Rena tau maksudnya apa. Olla mungkin nggak kayak Hera yang meledak-ledak atau Bian yang protektif mampus, tapi Olla juga nggak bakal berhenti sampai dia dapetin apa yang dia mau.

Jelas sekarang yang diincer Olla adalah jawaban jujur Rena.

"Gue kesel," ungkap Rena. "Kenapa cuma gue yang jadi berantakan gini? Kuliah nggak fokus, sembunyi-sembunyi mulu biar nggak ketemu dia, diinterogasi sama geng gue. Sementara dia adem ayem seolah nggak terjadi apa-apa."

"Dan?"

"BANGSAT!" Rena nutup muka pake telapak tangan. "Gue panas kalau bayangin dia ngewe sama ceweknya. Puas lo?"

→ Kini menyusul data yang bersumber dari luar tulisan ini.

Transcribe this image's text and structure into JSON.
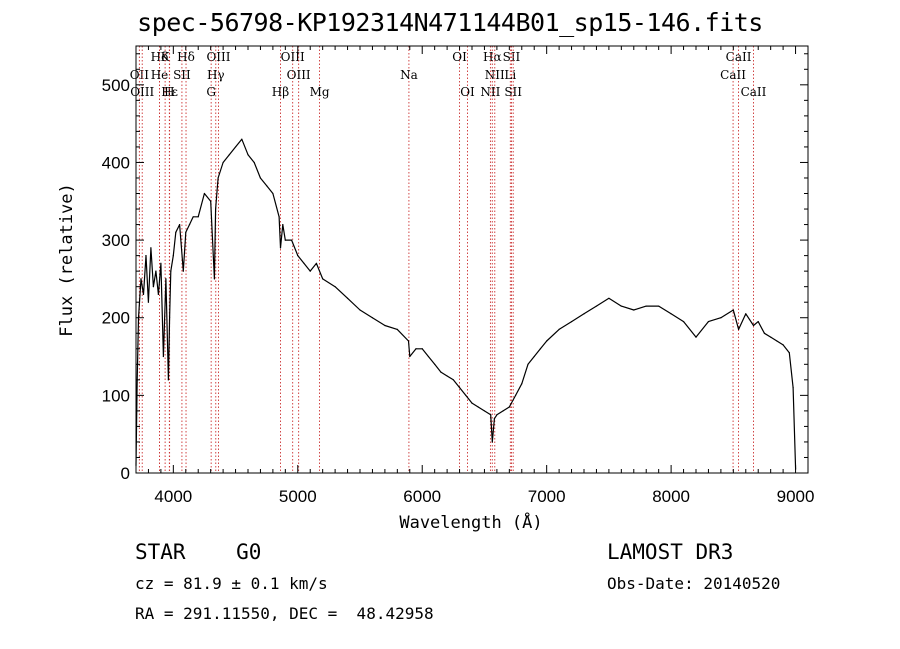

"Akhirnya." Olla nyender ke bantalan sofa. "Lo nggak rela?"

"Lebih ke bisa-bisanya dia nganggep ciuman itu seolah bukan apa-apa. Gue sumpahin kontolnya jadi croissant!"

Olla malah ketawa. "Bengkok dong."

"NGGAK USAH PORNO!"

"Lo udah omongin ini sama dia?" tanya Olla lagi.

"Gue udah cerita kan?" Rena ngernyit. "Joshua bilang anggap aja itu nggak pernah terjadi."

"Lo berharap apa kalau ngomong meledak-ledak gini ke dia?" Olla merespons santai. "Udah pasti dia bakal nganggap lo sepele."

Rena buang muka. "Dia nyebelin."

"Pernah mikir lo sendiri nyebelin apa nggak?" Olla jujur aja. "Lo sering deeptalk sama dia kan?"

Rena ngangguk. "Udah lama, tapi."

"Ajak dia ngobrol persis kayak lo deeptalk," saran Olla. "Jangan meledak-ledak di depan dia. Bicara yang jelas. Kasih tau perasaan lo yang sebenernya gimana."

"Jangan bilang lo ngedukung Hera," keluh Rena.

Olla ngegeleng. "Gue percaya apa yang lo rasain lebih dari sekadar lo kurang belaian atau demen sama Joshua."

"Thanks." Rena ngehela napas. "Jadi, saran lo gue ngomong lagi ke dia?"

"Turunin ego lo. Bicara baik-baik. Komunikasi yang bener." Olla bangun terus ngacak-ngacak rambut Rena. "Itu saran gue."

Rena nyemburin napas lewat bibir. "Gue nggak yakin."

"Lo cuma perlu yakin sama satu hal."

Rena ngedongak. Natap Olla buat nunggu jawaban

"Kalau lo terus-terusan gini, cepet atau lambat, lo bakal dihadapin sama pilihan yang lebih sulit."

".... maksudnya—"

"Kehilangan Joshua atau kejebak penyesalan."